Water quality parameters-based prediction of dissolved oxygen in estuaries using advanced explainable ensemble machine learning.
Journal:
Journal of environmental management
PMID:
40174390
Abstract
The dissolved oxygen (DO) is crucial for the ecological health of estuaries and bays. However, human activities, land-sea interactions, and the unclear impact mechanisms of water quality parameters (WQPs) pose challenges to DO prediction. Water quality models and statistical methods were used to achieve predictions previously, with gaps of low accuracy and unclear impact mechanism between WQPs and DO. Here, we present an interpretable ensemble machine learning (EML) framework for DO prediction and reveal that the impact mechanism of WQPs on DO variation of six estuaries in China.
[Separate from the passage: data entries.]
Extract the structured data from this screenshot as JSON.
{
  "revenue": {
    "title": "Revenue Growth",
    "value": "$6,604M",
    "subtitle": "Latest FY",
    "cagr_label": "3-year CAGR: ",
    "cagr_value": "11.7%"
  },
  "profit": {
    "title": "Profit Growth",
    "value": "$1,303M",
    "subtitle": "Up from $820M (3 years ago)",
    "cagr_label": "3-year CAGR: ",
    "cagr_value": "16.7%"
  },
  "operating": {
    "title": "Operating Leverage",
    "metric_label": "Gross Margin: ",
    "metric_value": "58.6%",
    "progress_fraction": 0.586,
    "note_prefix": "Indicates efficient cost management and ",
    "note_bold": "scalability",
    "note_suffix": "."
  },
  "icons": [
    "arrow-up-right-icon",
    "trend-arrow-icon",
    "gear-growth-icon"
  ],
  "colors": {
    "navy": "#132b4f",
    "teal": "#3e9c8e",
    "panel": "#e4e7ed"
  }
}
The results show: 1) DO have significant short-term fluctuations and a decreasing trend in most rivers from November 2020 to December 2023. Bagging-boosting model (BBM) have best performance in most rivers, while stacking model (SM) achieves better prediction in Jilong River (R is 0.71 and RMSE is 0.55), due to its capability of utilizing more WQP information (lag features of Electrical conductivity (EC), permanganate concentration (COD), pH and total nitrogen (TN)) to predict DO under larger variation condition. 2) 1-3 days lag features of DO and water temperature (WT) play a crucial role in DO prediction and the 1-day lagged DO makes the largest contribution (mean absolute SHapley Additive explanation (SHAP) value higher than 0.9). The lag features of pH have a positive impact on DO in most rivers. 3) The factors that makes largest influence on DO in the same day differ across different rivers. The impact of 1-day lagged DO on model prediction has a threshold around 10 mg/L and the interaction between WT and DO on the same day shows spatial heterogeneity across different rivers. EC, pH, and TN have a positive impact on the DO of the same day, while WT, ammonia nitrogen (NH-N) and total phosphorus (TP) have a negative impact. 4) Errors in model prediction stem from two aspects, one is insufficient driving force of features when they correctly guide predictions toward true value. Another is features with insignificant contribution pushing predictions in the opposite direction of true value. The proposed framework and the findings will allow more accurate understanding of the impact mechanism of WQPs on DO and provide important insights for hypoxia management in coastal rivers.